O comandante*
Cara a cara com Moro, Lula tem de explicar a
avalanche de
revelações que se completam
Eliane Cantanhêde
O personagem central desta semana (aliás, de toda a
crise) é o ex-presidente Lula, que vai ficar cara a cara com o juiz Sérgio Moro
na quarta-feira, em Curitiba, enquanto ecoam as revelações demolidoras de
Emílio e Marcelo Odebrecht, de Léo Pinheiro e de Renato Duque, o homem do PT na
Petrobrás. As histórias que eles contaram em juízo têm sujeito, verbo,
predicado, lógica e conexão com o famoso PowerPoint do procurador Deltan
Dallagnol. Lula tem como negá-las com a mesma força?
Depois de tudo que os Odebrecht relataram sobre a conta
pessoal que Antonio Palocci gerenciava para Lula na empreiteira (que não era
banco...), de todos os detalhes de Léo Pinheiro sobre a participação direta do
ex-presidente nos esquemas e das declarações de Duque de que ele era o chefe, o
grande chefe, o “nine” que sabia de tudo e comandava tudo, a situação de Lula é
delicadíssima.
Seus seguidores se recusam não apenas a acreditar, mas
até a ouvir. Logo, seus 30% nas pesquisas, decisivos num primeiro turno, podem
não cair um único ponto. Mas o resto da sociedade não é cega, surda e muda às
revelações. Logo, seus 45% de rejeição, fatais num segundo turno, podem aumentar.

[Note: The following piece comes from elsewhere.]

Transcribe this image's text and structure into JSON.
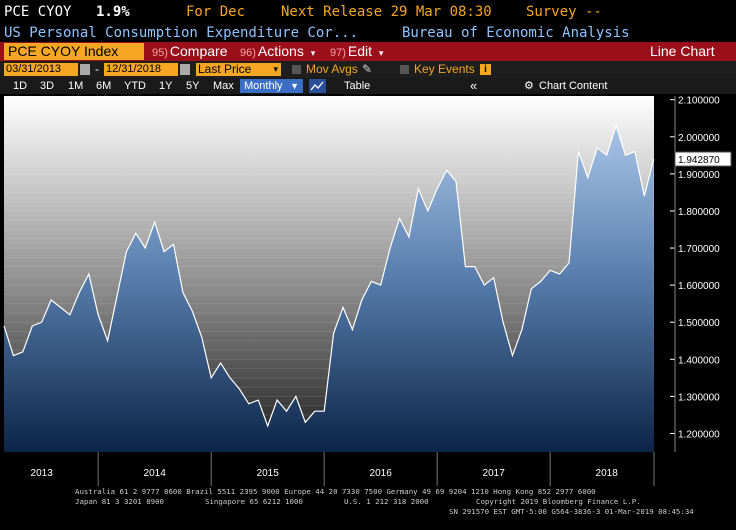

E a questão principal é jurídica, porque a força-tarefa tem dúvida zero sobre o
papel de Lula no maior esquema de corrupção do planeta.

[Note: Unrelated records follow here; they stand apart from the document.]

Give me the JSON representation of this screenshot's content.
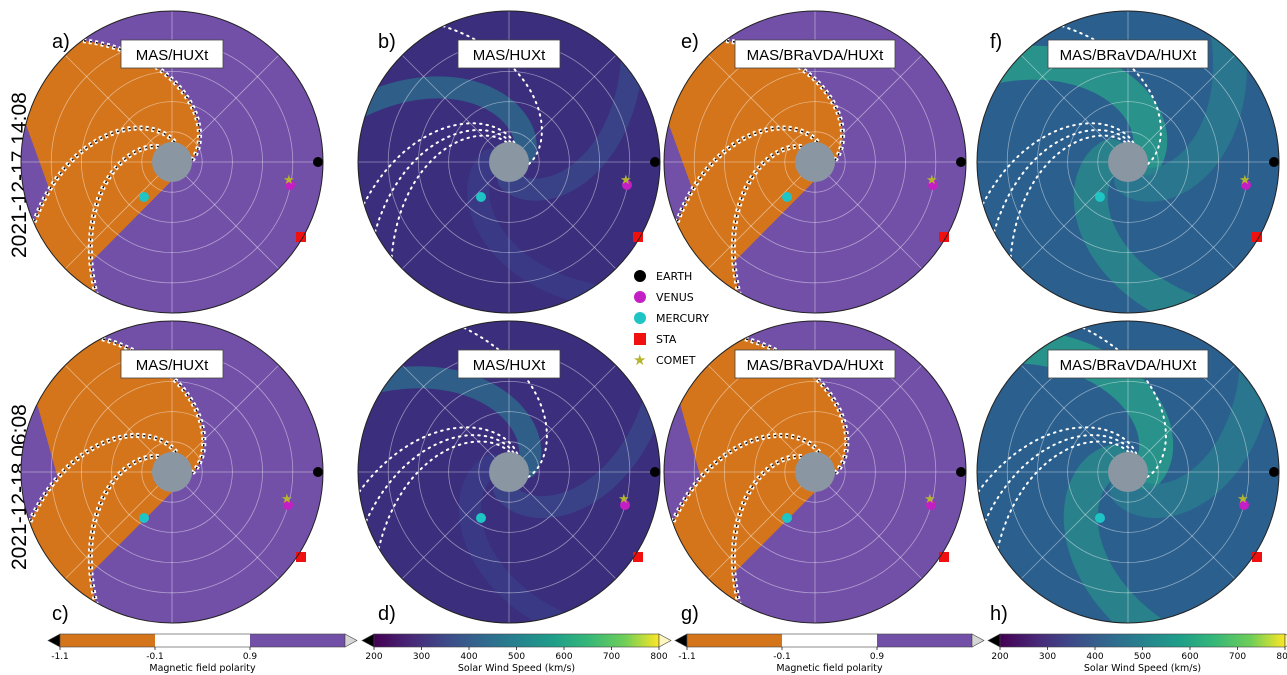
{
  "row_labels": [
    "2021-12-17 14:08",
    "2021-12-18 06:08"
  ],
  "colors": {
    "polarity_positive": "#7350a8",
    "polarity_negative": "#d4751b",
    "hcs_white": "#ffffff",
    "sun_disk": "#8a97a2",
    "earth": "#000000",
    "venus": "#c41fc4",
    "mercury": "#1fc4c4",
    "sta": "#f01010",
    "comet": "#b5b52e"
  },
  "legend": [
    {
      "label": "EARTH",
      "icon": "circle",
      "color": "#000000"
    },
    {
      "label": "VENUS",
      "icon": "circle",
      "color": "#c41fc4"
    },
    {
      "label": "MERCURY",
      "icon": "circle",
      "color": "#1fc4c4"
    },
    {
      "label": "STA",
      "icon": "square",
      "color": "#f01010"
    },
    {
      "label": "COMET",
      "icon": "star",
      "color": "#b5b52e"
    }
  ],
  "colorbars": [
    {
      "type": "polarity",
      "label": "Magnetic field polarity",
      "ticks": [
        "-1.1",
        "-0.1",
        "0.9"
      ]
    },
    {
      "type": "speed",
      "label": "Solar Wind Speed (km/s)",
      "ticks": [
        "200",
        "300",
        "400",
        "500",
        "600",
        "700",
        "800"
      ]
    },
    {
      "type": "polarity",
      "label": "Magnetic field polarity",
      "ticks": [
        "-1.1",
        "-0.1",
        "0.9"
      ]
    },
    {
      "type": "speed",
      "label": "Solar Wind Speed (km/s)",
      "ticks": [
        "200",
        "300",
        "400",
        "500",
        "600",
        "700",
        "800"
      ]
    }
  ],
  "chart_data": [
    {
      "panel": "a)",
      "type": "heatmap",
      "projection": "polar",
      "title": "MAS/HUXt",
      "quantity": "polarity",
      "time": "2021-12-17 14:08"
    },
    {
      "panel": "b)",
      "type": "heatmap",
      "projection": "polar",
      "title": "MAS/HUXt",
      "quantity": "speed",
      "range": [
        200,
        800
      ],
      "time": "2021-12-17 14:08"
    },
    {
      "panel": "e)",
      "type": "heatmap",
      "projection": "polar",
      "title": "MAS/BRaVDA/HUXt",
      "quantity": "polarity",
      "time": "2021-12-17 14:08"
    },
    {
      "panel": "f)",
      "type": "heatmap",
      "projection": "polar",
      "title": "MAS/BRaVDA/HUXt",
      "quantity": "speed",
      "range": [
        200,
        800
      ],
      "time": "2021-12-17 14:08"
    },
    {
      "panel": "c)",
      "type": "heatmap",
      "projection": "polar",
      "title": "MAS/HUXt",
      "quantity": "polarity",
      "time": "2021-12-18 06:08"
    },
    {
      "panel": "d)",
      "type": "heatmap",
      "projection": "polar",
      "title": "MAS/HUXt",
      "quantity": "speed",
      "range": [
        200,
        800
      ],
      "time": "2021-12-18 06:08"
    },
    {
      "panel": "g)",
      "type": "heatmap",
      "projection": "polar",
      "title": "MAS/BRaVDA/HUXt",
      "quantity": "polarity",
      "time": "2021-12-18 06:08"
    },
    {
      "panel": "h)",
      "type": "heatmap",
      "projection": "polar",
      "title": "MAS/BRaVDA/HUXt",
      "quantity": "speed",
      "range": [
        200,
        800
      ],
      "time": "2021-12-18 06:08"
    }
  ]
}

A nossa Petrobrás foi fatiada: Nestor Cerveró roubava
para o PMDB, Paulo Roberto Costa, para o PP, e Duque, para o PT. Incluindo o
detalhe de Paulo Bernardo se referir a Lula com o gesto de cofiar a barba,
Duque conta que a propina original de um negócio bilionário seria de 1%,
dividido meio a meio entre o PT e “a casa” (diretores e gerentes corruptos),
mas o tesoureiro do partido, João Vaccari Neto, foi bater o martelo com Palocci
e ele não topou. Ficou assim: 2/3 para o PT, 1/3 para “a casa”. E, quando a
Lava Jato estourou, Lula deu uma ordem a Duque: se tivesse provas, era para não
ter.
Lula se compara a “uma jararaca”, mas é um encantador de
serpentes, com inteligência privilegiada, sacadas rápidas, respostas cortantes,
um carisma que dez entre dez políticos invejam. Esse instrumental será de
enorme valia na quarta-feira, quando, do outro lado, estará Sérgio Moro, um
juiz bem mais jovem, sem traquejo de palanques e embates políticos. Algo,
porém, pode reequilibrar o jogo: “contra fatos não há argumentos”.
Moro se baseará só em delações ou terá mensagens,
agendas, contas? E se limitará ao triplex de Guarujá, ou fará cruzamentos dos
depoimentos que colocam Lula como presidente simultaneamente do País e dos
esquemas? Por mais que Lula siga os advogados e a própria intuição para não
responder a nada que fuja ao triplex, não estará ali só como réu, mas como o
político mais popular da história recente e líder das pesquisas para 2018.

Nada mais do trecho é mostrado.